Researchers believe that using ancestry to interpret differences in marker levels will provide more accurate risk assessments than traditional genetic tests.
Because they are descendants of the world’s oldest ancestral population, people of African descent have higher genetic diversity than those from other ethnic groups. Modern humans migrated from Africa to regions all over the world; other ethnic groups are descended from these original migrants and have enough genetic variation to be genetically identifiable.
The researchers discovered that metabolic lineages can tell a different story. For example, while genetic differences between African-Americans and Americans of European descent are clear, researchers discovered that these two groups are metabolically more similar.
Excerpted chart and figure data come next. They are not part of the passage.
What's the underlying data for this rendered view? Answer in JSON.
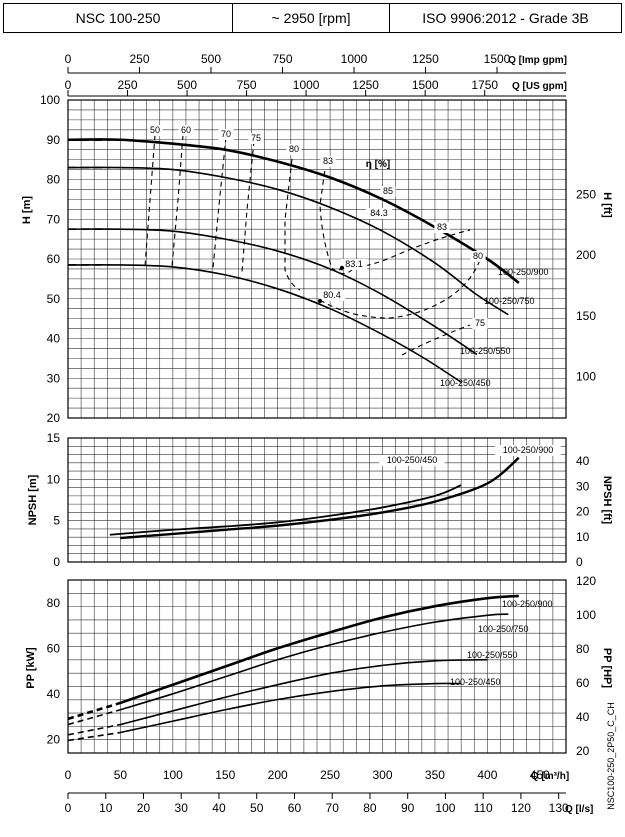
{
  "header": {
    "model": "NSC 100-250",
    "speed": "~ 2950 [rpm]",
    "standard": "ISO 9906:2012 - Grade 3B"
  },
  "axes": {
    "q_imp_gpm_label": "Q [Imp gpm]",
    "q_imp_gpm_ticks": [
      "0",
      "250",
      "500",
      "750",
      "1000",
      "1250",
      "1500"
    ],
    "q_us_gpm_label": "Q [US gpm]",
    "q_us_gpm_ticks": [
      "0",
      "250",
      "500",
      "750",
      "1000",
      "1250",
      "1500",
      "1750"
    ],
    "q_m3h_label": "Q [m³/h]",
    "q_m3h_ticks": [
      "0",
      "50",
      "100",
      "150",
      "200",
      "250",
      "300",
      "350",
      "400",
      "450"
    ],
    "q_ls_label": "Q [l/s]",
    "q_ls_ticks": [
      "0",
      "10",
      "20",
      "30",
      "40",
      "50",
      "60",
      "70",
      "80",
      "90",
      "100",
      "110",
      "120",
      "130"
    ],
    "h_m_label": "H [m]",
    "h_m_ticks": [
      "20",
      "30",
      "40",
      "50",
      "60",
      "70",
      "80",
      "90",
      "100"
    ],
    "h_ft_label": "H [ft]",
    "h_ft_ticks": [
      "100",
      "150",
      "200",
      "250"
    ],
    "npsh_m_label": "NPSH [m]",
    "npsh_m_ticks": [
      "0",
      "5",
      "10",
      "15"
    ],
    "npsh_ft_label": "NPSH [ft]",
    "npsh_ft_ticks": [
      "0",
      "10",
      "20",
      "30",
      "40"
    ],
    "p_kw_label": "PP [kW]",
    "p_kw_ticks": [
      "20",
      "40",
      "60",
      "80"
    ],
    "p_hp_label": "PP [HP]",
    "p_hp_ticks": [
      "20",
      "40",
      "60",
      "80",
      "100",
      "120"
    ],
    "eta_label": "η [%]"
  },
  "footer_code": "NSC100-250_2P50_C_CH",
  "chart_data": [
    {
      "type": "line",
      "title": "",
      "xlabel": "Q [m³/h]",
      "ylabel": "H [m]",
      "xlim": [
        0,
        475
      ],
      "ylim": [
        20,
        100
      ],
      "series": [
        {
          "name": "100-250/900",
          "x": [
            0,
            50,
            100,
            150,
            200,
            250,
            300,
            350,
            400,
            430
          ],
          "y": [
            90,
            90,
            89,
            87.5,
            84.5,
            80.5,
            75,
            68,
            60,
            54
          ]
        },
        {
          "name": "100-250/750",
          "x": [
            0,
            50,
            100,
            150,
            200,
            250,
            300,
            350,
            390,
            420
          ],
          "y": [
            83,
            83,
            82.5,
            80.5,
            77.5,
            73,
            67,
            59,
            51,
            46
          ]
        },
        {
          "name": "100-250/550",
          "x": [
            0,
            50,
            100,
            150,
            200,
            250,
            300,
            350,
            390
          ],
          "y": [
            67.5,
            67.5,
            67,
            65,
            62,
            57.5,
            51,
            43,
            36
          ]
        },
        {
          "name": "100-250/450",
          "x": [
            0,
            50,
            100,
            150,
            200,
            250,
            300,
            340,
            375
          ],
          "y": [
            58.5,
            58.5,
            58,
            56,
            52.5,
            47.5,
            41,
            35,
            29
          ]
        }
      ],
      "efficiency_labels": [
        "50",
        "60",
        "70",
        "75",
        "80",
        "83",
        "85",
        "84.3",
        "83",
        "80",
        "83.1",
        "80.4",
        "75"
      ]
    },
    {
      "type": "line",
      "title": "",
      "xlabel": "Q [m³/h]",
      "ylabel": "NPSH [m]",
      "xlim": [
        0,
        475
      ],
      "ylim": [
        0,
        15
      ],
      "series": [
        {
          "name": "100-250/900",
          "x": [
            50,
            100,
            150,
            200,
            250,
            300,
            350,
            400,
            430
          ],
          "y": [
            2.9,
            3.4,
            3.9,
            4.4,
            5.1,
            6.0,
            7.3,
            9.5,
            12.6
          ]
        },
        {
          "name": "100-250/450",
          "x": [
            40,
            100,
            150,
            200,
            250,
            300,
            350,
            375
          ],
          "y": [
            3.3,
            3.9,
            4.3,
            4.8,
            5.6,
            6.6,
            8.0,
            9.3
          ]
        }
      ]
    },
    {
      "type": "line",
      "title": "",
      "xlabel": "Q [m³/h]",
      "ylabel": "PP [kW]",
      "xlim": [
        0,
        475
      ],
      "ylim": [
        14,
        90
      ],
      "series": [
        {
          "name": "100-250/900",
          "x": [
            0,
            50,
            100,
            150,
            200,
            250,
            300,
            350,
            400,
            430
          ],
          "y": [
            29,
            36,
            44,
            52,
            60,
            67,
            73.5,
            78.5,
            82,
            83
          ]
        },
        {
          "name": "100-250/750",
          "x": [
            0,
            50,
            100,
            150,
            200,
            250,
            300,
            350,
            400,
            420
          ],
          "y": [
            26.5,
            33,
            40,
            47.5,
            55,
            61.5,
            67,
            71.5,
            74.5,
            75
          ]
        },
        {
          "name": "100-250/550",
          "x": [
            0,
            50,
            100,
            150,
            200,
            250,
            300,
            350,
            400
          ],
          "y": [
            22,
            26.5,
            32.5,
            38.5,
            44,
            49,
            52.5,
            54.5,
            55
          ]
        },
        {
          "name": "100-250/450",
          "x": [
            0,
            50,
            100,
            150,
            200,
            250,
            300,
            350,
            375
          ],
          "y": [
            19.5,
            23,
            28,
            33,
            37.5,
            41,
            43.5,
            44.5,
            44.5
          ]
        }
      ]
    }
  ]
}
In contrast, while people of Japanese and Chinese descent are genetically related, the researchers discovered larger differences in their metabolic profiles.
“This demonstrates the importance of our environment in shaping our metabolism,” Scharfe said. “Where people share the same culture and food, metabolic profiles are more similar; where people are separated by circumstances, such as language or lifestyle, metabolic differences outweigh genetic differences.”
Scharfe warns that more research is needed before the findings can be applied clinically. Researchers only looked at 41 metabolites out of hundreds, and they relied on parents’ reports of their ethnic heritage, which may not always be accurate.
“This is just the beginning,” Scharfe said, “but understanding our metabolic ancestors has a bright future.”